Bigger spenders

A rise in returns for the top public companies mirrors a comeback in consumers’ confidence.

By Erin Dunn clientuploads/Archive_Images/2013/08/top-75-coming-and-goings.jpg

Consumers are opening their wallets again, a boon for businesses that sell everything from doughnuts to light-emitting diode bulbs. Even some of North Carolina’s long-beleaguered apparel and textile companies, such as Greensboro-based Unifi Inc., High Point-based Culp Inc. and Winston-Salem-based Hanesbrands Inc., posted above-average results on Business North Carolina’s annual ranking of the 75 largest public companies headquartered in the state. “We’re starting to see the consumer come back,” says Don Olmstead, managing director of Novare Capital Management LLC in Charlotte. His company compiled the list, which is based on market value on the last trading day in June.

The Consumer Confidence Index backs him up. In June, it reached its highest point since January 2008, and Tar Heel companies including Winston-Salem-based Krispy Kreme Doughnuts Inc., Durham-based Cree Inc. and Charlotte-based Sonic Automotive Inc. (page 50) have reaped the rewards. Olmstead’s company has bet on Greensboro-based VF Corp., which jumped three spots to No. 6 this year. He says some apparel and textile companies restructured operations and debt during the downturn; others, such as VF, bolstered their brands.

The Top 75 as a whole did well last year, recording a median change in market value of 29.2%, a sharp increase compared with 2012, when it rose just 5%. The minimum needed to land on the ranking rose from $58 million to $87.1 million.

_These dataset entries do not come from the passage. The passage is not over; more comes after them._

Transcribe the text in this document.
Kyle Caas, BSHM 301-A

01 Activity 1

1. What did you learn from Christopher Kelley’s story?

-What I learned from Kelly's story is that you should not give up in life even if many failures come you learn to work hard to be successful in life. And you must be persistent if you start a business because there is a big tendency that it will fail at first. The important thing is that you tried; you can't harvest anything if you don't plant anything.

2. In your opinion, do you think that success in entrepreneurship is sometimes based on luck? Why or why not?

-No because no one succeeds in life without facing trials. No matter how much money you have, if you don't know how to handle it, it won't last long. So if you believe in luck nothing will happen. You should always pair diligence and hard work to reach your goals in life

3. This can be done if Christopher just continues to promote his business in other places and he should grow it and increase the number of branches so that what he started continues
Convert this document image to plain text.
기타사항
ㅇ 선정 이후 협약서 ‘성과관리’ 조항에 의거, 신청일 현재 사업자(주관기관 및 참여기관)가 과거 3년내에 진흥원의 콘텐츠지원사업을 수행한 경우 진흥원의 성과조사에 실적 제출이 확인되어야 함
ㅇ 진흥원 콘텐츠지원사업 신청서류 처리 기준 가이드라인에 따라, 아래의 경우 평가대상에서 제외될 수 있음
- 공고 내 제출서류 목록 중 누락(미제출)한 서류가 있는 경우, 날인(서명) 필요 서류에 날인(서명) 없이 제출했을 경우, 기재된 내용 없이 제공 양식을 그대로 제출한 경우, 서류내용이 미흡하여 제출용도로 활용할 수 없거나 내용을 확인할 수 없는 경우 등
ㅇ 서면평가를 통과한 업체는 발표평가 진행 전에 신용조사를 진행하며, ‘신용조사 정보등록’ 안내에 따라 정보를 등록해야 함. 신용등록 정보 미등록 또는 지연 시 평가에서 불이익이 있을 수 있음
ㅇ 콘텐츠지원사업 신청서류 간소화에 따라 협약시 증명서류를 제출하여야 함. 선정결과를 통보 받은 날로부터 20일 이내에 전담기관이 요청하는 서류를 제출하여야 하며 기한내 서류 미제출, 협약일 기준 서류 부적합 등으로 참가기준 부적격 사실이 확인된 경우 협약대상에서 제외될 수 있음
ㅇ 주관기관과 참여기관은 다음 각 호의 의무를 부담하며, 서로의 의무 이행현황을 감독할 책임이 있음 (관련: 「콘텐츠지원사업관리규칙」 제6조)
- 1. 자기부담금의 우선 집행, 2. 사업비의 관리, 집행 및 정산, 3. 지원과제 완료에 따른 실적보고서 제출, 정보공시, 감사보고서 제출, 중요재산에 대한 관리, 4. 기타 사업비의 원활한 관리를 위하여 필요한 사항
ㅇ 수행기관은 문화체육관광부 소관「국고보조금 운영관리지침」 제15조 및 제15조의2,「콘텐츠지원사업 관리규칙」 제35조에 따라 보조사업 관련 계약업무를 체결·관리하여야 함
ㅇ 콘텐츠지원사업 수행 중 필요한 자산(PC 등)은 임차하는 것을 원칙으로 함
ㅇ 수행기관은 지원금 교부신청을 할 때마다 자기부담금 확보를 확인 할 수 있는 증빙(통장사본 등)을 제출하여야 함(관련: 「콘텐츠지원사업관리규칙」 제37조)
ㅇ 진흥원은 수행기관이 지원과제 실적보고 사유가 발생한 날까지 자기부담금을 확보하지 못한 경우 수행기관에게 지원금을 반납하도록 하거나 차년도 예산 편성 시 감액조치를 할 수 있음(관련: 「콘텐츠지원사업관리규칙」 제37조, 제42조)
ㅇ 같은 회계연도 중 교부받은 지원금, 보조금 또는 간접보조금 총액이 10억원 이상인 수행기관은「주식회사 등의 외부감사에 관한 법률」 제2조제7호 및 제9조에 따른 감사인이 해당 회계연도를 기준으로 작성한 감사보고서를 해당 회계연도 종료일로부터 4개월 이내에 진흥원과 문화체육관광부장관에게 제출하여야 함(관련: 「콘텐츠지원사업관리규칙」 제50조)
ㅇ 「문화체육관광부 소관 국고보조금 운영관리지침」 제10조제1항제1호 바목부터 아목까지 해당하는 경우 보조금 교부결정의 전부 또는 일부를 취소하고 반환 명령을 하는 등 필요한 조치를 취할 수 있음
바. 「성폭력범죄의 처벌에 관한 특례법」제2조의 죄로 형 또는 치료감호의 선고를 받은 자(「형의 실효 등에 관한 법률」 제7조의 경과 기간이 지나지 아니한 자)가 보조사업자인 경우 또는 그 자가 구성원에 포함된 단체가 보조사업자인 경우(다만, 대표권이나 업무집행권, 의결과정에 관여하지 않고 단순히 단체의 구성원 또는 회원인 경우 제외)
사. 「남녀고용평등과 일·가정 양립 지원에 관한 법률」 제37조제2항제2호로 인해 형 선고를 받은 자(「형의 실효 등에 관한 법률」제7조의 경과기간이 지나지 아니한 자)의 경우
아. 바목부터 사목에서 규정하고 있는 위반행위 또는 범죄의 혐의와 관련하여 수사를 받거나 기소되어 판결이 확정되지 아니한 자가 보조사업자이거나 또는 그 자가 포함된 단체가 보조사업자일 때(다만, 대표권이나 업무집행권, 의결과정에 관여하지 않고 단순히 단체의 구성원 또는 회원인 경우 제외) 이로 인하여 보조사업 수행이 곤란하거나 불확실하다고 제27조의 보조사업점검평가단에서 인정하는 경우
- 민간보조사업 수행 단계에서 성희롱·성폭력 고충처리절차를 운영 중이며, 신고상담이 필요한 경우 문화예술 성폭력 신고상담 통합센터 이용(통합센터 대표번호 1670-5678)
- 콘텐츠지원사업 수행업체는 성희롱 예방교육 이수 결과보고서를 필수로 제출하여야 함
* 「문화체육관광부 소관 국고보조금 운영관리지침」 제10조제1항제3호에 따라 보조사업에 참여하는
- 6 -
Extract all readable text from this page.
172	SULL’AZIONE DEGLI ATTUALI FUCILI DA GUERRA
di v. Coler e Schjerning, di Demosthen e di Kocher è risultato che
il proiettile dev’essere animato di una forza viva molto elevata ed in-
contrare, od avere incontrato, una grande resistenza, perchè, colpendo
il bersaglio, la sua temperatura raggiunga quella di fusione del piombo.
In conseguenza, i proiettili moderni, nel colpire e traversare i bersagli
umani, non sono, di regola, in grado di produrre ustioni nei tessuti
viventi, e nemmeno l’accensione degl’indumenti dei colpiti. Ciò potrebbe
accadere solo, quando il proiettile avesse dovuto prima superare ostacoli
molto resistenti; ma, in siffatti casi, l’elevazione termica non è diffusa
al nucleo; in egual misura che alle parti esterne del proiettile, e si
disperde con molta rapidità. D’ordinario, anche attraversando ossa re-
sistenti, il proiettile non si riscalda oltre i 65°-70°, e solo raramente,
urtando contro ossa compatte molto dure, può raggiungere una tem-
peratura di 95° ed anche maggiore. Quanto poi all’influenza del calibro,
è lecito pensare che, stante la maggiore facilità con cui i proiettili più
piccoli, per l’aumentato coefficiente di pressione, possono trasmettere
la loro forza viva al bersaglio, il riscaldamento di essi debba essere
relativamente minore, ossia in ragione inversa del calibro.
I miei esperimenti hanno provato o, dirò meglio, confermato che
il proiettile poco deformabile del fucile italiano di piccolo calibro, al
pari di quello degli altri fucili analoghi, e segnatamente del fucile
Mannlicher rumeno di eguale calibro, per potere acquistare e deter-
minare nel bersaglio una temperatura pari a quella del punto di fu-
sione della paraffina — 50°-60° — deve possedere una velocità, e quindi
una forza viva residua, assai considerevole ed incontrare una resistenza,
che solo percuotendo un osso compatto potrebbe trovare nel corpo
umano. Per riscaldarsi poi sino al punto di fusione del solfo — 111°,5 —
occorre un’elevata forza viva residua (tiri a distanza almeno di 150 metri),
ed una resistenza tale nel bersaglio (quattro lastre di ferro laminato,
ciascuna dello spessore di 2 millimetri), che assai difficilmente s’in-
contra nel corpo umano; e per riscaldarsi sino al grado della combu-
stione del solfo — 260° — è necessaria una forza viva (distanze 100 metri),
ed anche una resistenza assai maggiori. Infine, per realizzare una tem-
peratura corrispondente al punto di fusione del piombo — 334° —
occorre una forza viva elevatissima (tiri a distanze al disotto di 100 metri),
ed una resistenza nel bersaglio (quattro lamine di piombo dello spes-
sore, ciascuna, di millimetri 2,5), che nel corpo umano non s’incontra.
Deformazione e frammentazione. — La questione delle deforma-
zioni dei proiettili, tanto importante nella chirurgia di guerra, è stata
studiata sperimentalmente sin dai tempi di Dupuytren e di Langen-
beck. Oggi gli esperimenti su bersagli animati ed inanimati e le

“Earnings have come back, margins have expanded, revenue is up. I think that’s what’s powering the stock market. We’re still fairly optimistic about stocks,” Olmstead says. But the numbers don’t mean North Carolina companies are dramatically outperforming their peers, says Brian Rudisill, Novare Capital senior portfolio manager, who compiled the list with research analyst James Harlow. Good returns at small-cap companies skewed results higher — median change in market value among the largest 50 increased 20.3%, closer to the S&P 500’s 18% rise over the same period.